Even so, the first time we have to deal with a spurting artery, we wish with all our hearts that we had our instructor, or maybe a trauma surgeon, there to lend a hand. Nonetheless, we use our training and what little experience we have to get the job done to the best of our ability. We don’t have to have an MD degree to do first aid. Surgery to repair the ruptured artery? That’s another matter.
All of the above is just good sense, but for some reason, many of us seem to believe that we can recover from the life-threatening illness of addiction just by reading the book (probably lots of books) instead of actually doing the work. Are we doctors? Nooooo… Are we psychologists?

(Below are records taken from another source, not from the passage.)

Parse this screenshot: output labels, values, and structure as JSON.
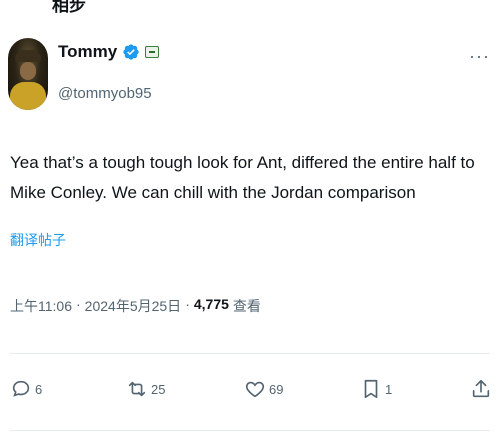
{
  "top_fragment": "相步",
  "author": {
    "display_name": "Tommy",
    "handle": "@tommyob95"
  },
  "icons": {
    "verified": "verified-badge-icon",
    "flag": "flag-icon",
    "more": "more-icon"
  },
  "post": {
    "text": "Yea that’s a tough tough look for Ant, differed the entire half to Mike Conley. We can chill with the Jordan comparison",
    "translate_label": "翻译帖子"
  },
  "meta": {
    "time": "上午11:06",
    "date": "2024年5月25日",
    "views_count": "4,775",
    "views_label": "查看"
  },
  "actions": {
    "reply_count": "6",
    "repost_count": "25",
    "like_count": "69",
    "bookmark_count": "1"
  },
  "colors": {
    "accent": "#1d9bf0",
    "muted": "#536471",
    "text": "#0f1419"
  }
}
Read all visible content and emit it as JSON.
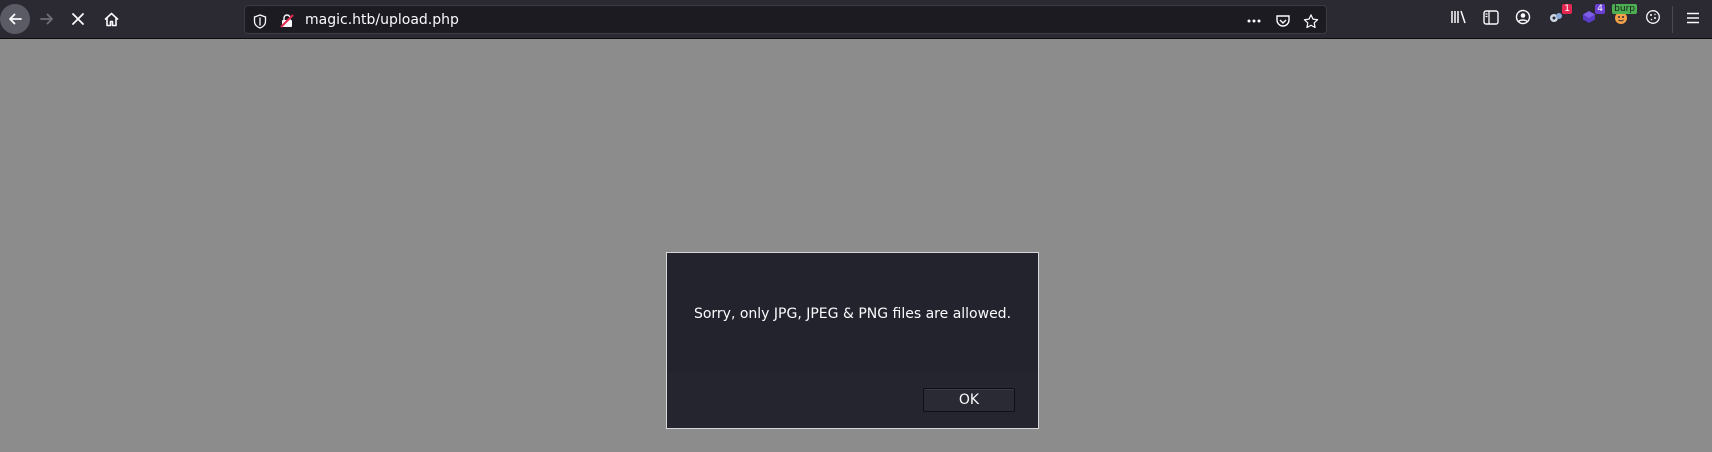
{
  "browser": {
    "url": "magic.htb/upload.php",
    "extensions": {
      "extension_1_badge": "1",
      "extension_2_badge": "4",
      "burp_badge": "burp"
    },
    "colors": {
      "toolbar_bg": "#2b2a33",
      "urlbar_bg": "#1c1b22",
      "page_bg": "#8c8c8c",
      "badge_red": "#e22850",
      "badge_purple": "#6b3fd1",
      "badge_green": "#4caf50"
    },
    "icons": [
      "back-arrow-icon",
      "forward-arrow-icon",
      "stop-loading-icon",
      "home-icon",
      "tracking-protection-shield-icon",
      "insecure-lock-icon",
      "page-actions-menu-icon",
      "pocket-icon",
      "bookmark-star-icon",
      "library-icon",
      "sidebar-icon",
      "account-icon",
      "extension-icon",
      "extension-icon",
      "burp-proxy-icon",
      "cookie-icon",
      "hamburger-menu-icon"
    ]
  },
  "dialog": {
    "message": "Sorry, only JPG, JPEG & PNG files are allowed.",
    "ok_label": "OK",
    "colors": {
      "dialog_bg": "#23232d",
      "border": "#d7d7db",
      "text": "#fbfbfe"
    }
  }
}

Well, some of us, but it doesn’t seem to help… Are we philosophers? Maybe we think so…
Perhaps we are all of the above, but unless we buckle down and do the work, we’re not going to do ourselves much good. All the books, all the theory, all the armchair expertise in the world doesn’t mean crap when it comes to our own recovery. Trust me on this; I learned the hard way.
Millions of people have worked the steps, some got sober and stayed that way. We don’t know why the others didn’t and that’s not our problem. Our problem is that we’re addicts, and we’re powerless over our compulsion to act out. The experience of the millions who did stay sober has been that the program works, but only if we work it.
How many self-help books have we got on our bedside bookshelf? How many have we read? How many did we understand? How hard did we work to put the theories into practice? How’s our recovery doing–happy, joyous and free yet?
Maybe it’s time to settle on one book, accept some help, and do the work.